Mi., 13.06.2018

Werburg-Verein setzt beim Museumsfest auf realistische Darstellungen Schluss mit Mittelalter-Klischees

Foto: Daniela Dembert

Von Daniela Dembert

Spenge (WB). Lebendig, nicht bloß theoretisch, soll der Eindruck sein, der vom Leben in Mittelalter und früher Neuzeit vermittelt wird. In diesem Sinne lädt der Werburg-Verein am kommenden Sonntag von 11 bis 17 Uhr zum Museumsfest auf dem Gelände des Werburg-Ensembles.

»In diesem Jahr, anlässlich des 550. Geburtstags der Werburg, haben wir uns ein Programm ausgedacht, das Erwachsene und Kinder gleichermaßen ansprechen soll«, informiert Dr.

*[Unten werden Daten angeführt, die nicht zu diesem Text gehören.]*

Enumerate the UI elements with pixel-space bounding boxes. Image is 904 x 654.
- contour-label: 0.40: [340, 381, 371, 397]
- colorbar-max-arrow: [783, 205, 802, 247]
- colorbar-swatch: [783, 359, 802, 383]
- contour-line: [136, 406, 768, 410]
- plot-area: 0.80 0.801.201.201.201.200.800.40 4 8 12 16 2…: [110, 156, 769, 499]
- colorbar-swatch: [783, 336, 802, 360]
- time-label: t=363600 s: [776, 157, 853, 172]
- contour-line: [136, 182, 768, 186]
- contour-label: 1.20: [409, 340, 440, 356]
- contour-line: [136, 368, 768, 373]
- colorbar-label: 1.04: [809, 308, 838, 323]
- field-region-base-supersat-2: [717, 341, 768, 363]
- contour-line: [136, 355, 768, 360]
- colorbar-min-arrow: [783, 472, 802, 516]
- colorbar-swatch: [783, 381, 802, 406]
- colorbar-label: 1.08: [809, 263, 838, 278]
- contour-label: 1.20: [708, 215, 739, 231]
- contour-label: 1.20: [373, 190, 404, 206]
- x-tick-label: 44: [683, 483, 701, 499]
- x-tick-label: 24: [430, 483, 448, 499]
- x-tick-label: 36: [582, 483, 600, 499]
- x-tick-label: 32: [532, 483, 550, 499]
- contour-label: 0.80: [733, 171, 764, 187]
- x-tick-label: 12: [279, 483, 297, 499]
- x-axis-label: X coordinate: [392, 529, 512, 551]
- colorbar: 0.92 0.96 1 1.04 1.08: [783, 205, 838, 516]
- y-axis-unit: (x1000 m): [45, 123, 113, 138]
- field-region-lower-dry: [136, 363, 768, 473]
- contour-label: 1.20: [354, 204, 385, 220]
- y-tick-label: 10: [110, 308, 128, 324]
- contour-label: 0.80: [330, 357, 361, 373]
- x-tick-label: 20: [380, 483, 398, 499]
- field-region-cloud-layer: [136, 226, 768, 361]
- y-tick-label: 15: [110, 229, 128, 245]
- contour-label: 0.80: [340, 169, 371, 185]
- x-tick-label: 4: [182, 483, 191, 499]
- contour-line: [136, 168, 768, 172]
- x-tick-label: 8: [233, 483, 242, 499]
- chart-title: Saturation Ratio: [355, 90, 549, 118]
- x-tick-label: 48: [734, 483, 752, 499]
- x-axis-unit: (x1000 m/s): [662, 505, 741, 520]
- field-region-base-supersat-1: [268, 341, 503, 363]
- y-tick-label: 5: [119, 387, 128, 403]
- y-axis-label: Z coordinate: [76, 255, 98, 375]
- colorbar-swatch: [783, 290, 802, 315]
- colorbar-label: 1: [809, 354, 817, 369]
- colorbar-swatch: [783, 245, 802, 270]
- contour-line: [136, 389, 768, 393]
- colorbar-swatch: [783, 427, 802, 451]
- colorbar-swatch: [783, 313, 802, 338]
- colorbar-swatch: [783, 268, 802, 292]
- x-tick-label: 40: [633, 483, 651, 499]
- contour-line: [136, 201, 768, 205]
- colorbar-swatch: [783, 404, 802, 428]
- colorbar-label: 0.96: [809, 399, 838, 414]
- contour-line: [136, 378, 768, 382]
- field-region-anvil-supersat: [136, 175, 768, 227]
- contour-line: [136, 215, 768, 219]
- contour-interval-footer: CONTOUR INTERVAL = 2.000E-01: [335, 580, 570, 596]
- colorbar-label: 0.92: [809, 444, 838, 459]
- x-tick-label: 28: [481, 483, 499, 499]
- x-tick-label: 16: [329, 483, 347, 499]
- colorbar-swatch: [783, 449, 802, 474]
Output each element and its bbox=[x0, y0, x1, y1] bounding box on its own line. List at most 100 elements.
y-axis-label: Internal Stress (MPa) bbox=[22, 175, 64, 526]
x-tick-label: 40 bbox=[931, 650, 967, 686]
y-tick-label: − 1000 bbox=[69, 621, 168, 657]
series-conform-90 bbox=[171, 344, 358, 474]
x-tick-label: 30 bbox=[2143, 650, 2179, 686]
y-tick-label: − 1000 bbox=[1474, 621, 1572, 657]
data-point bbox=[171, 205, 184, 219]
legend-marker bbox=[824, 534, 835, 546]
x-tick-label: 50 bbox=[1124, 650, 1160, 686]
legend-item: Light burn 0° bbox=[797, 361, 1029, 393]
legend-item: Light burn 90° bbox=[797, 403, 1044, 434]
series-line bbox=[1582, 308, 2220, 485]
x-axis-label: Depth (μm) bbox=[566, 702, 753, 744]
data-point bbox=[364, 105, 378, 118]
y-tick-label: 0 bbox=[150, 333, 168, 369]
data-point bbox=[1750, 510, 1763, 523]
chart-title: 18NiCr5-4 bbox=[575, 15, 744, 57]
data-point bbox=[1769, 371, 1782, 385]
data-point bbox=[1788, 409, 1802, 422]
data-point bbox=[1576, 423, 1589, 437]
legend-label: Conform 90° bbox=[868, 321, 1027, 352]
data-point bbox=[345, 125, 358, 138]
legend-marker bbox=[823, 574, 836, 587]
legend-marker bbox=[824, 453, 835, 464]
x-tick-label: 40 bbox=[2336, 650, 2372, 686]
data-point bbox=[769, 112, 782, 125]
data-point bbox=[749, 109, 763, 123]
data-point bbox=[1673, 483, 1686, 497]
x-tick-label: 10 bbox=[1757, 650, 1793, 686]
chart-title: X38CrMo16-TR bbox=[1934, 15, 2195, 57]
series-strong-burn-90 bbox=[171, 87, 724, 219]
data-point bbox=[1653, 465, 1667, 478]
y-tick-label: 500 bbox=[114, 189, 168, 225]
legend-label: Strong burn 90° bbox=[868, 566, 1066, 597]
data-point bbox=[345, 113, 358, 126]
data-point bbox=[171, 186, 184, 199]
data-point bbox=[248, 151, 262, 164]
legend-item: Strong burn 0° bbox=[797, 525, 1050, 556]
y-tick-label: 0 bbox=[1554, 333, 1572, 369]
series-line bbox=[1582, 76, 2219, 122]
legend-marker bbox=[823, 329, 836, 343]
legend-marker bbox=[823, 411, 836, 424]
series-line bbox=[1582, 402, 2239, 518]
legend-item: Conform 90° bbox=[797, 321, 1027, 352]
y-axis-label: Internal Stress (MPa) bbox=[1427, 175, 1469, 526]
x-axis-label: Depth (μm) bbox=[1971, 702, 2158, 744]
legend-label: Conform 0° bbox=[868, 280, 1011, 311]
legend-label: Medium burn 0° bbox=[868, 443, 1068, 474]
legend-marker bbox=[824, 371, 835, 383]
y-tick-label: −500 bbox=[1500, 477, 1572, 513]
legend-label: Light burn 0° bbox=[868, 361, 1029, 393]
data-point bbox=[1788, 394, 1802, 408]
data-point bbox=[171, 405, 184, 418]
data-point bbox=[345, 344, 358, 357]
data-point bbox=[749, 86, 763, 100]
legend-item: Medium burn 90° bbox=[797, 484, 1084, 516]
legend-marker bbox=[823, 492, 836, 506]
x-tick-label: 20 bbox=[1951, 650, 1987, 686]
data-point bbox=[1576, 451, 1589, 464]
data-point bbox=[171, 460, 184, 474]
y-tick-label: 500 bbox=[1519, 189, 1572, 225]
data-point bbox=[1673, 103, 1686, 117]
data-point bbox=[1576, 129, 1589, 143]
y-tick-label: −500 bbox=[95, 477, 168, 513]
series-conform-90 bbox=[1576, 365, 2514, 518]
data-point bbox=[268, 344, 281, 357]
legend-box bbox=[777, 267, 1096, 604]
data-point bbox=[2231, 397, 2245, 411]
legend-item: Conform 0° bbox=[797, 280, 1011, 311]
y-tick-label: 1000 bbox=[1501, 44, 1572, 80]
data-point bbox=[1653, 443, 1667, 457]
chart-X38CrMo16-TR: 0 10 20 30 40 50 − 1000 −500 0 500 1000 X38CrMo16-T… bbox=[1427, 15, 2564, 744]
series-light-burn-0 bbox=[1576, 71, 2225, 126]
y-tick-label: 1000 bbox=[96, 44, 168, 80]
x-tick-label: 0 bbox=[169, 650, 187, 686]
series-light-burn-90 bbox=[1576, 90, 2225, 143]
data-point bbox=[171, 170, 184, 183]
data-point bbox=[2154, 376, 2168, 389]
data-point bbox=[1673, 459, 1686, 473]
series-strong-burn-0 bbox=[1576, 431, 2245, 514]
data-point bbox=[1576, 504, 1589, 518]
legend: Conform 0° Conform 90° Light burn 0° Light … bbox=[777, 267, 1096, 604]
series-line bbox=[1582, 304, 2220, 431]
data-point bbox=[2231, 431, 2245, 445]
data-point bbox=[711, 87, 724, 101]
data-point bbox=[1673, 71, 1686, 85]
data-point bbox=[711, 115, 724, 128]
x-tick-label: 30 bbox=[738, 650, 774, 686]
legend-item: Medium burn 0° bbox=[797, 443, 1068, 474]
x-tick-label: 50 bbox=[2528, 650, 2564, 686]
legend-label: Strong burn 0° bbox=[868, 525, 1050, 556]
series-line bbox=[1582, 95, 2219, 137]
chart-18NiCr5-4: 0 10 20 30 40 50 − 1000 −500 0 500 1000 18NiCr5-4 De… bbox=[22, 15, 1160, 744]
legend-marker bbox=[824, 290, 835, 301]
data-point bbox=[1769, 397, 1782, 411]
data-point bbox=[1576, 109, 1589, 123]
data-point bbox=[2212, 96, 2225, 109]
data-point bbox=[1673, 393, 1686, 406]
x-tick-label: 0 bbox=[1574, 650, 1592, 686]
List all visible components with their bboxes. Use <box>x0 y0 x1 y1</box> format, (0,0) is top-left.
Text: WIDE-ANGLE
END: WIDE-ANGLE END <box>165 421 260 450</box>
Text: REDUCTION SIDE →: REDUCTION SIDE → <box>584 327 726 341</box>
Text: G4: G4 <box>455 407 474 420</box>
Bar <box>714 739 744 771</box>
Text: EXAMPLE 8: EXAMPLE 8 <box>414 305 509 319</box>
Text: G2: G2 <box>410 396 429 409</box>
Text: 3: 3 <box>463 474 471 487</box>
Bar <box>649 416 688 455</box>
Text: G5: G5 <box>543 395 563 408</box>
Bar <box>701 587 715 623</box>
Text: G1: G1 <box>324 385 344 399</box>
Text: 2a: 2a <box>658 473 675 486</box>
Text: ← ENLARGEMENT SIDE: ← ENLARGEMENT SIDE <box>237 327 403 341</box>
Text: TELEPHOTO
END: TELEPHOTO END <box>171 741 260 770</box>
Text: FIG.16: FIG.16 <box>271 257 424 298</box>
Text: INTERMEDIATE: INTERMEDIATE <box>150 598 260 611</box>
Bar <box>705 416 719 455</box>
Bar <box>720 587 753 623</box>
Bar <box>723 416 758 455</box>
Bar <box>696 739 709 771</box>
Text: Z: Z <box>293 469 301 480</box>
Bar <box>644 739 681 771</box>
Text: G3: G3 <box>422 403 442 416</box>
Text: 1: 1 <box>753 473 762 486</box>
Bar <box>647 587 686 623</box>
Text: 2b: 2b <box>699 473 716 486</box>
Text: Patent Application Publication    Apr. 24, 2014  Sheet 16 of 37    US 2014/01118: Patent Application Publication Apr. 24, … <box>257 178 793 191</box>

Werner Best, Vorsitzender des Museums-Vereins.

Altes Handwerk

Vorführungen alter Handwerkskunst liefern einen Einblick in den Arbeitsalltag mittelalterlicher Gewerke und geben eine Idee von den künstlerischen Fertigkeiten, die dahinter stecken. Ein Grünholzdrechsler wird mit seiner Wipp-Drehbank Stuhlbeine und Geländersprossen drechseln. Zusehen können Besucher bei der Flachsverarbeitung sowie beim Verspinnen von Rohwolle zu Garn. »Erstmalig haben wir auch Papierschöpfen im Programm«, sagt Werner Best.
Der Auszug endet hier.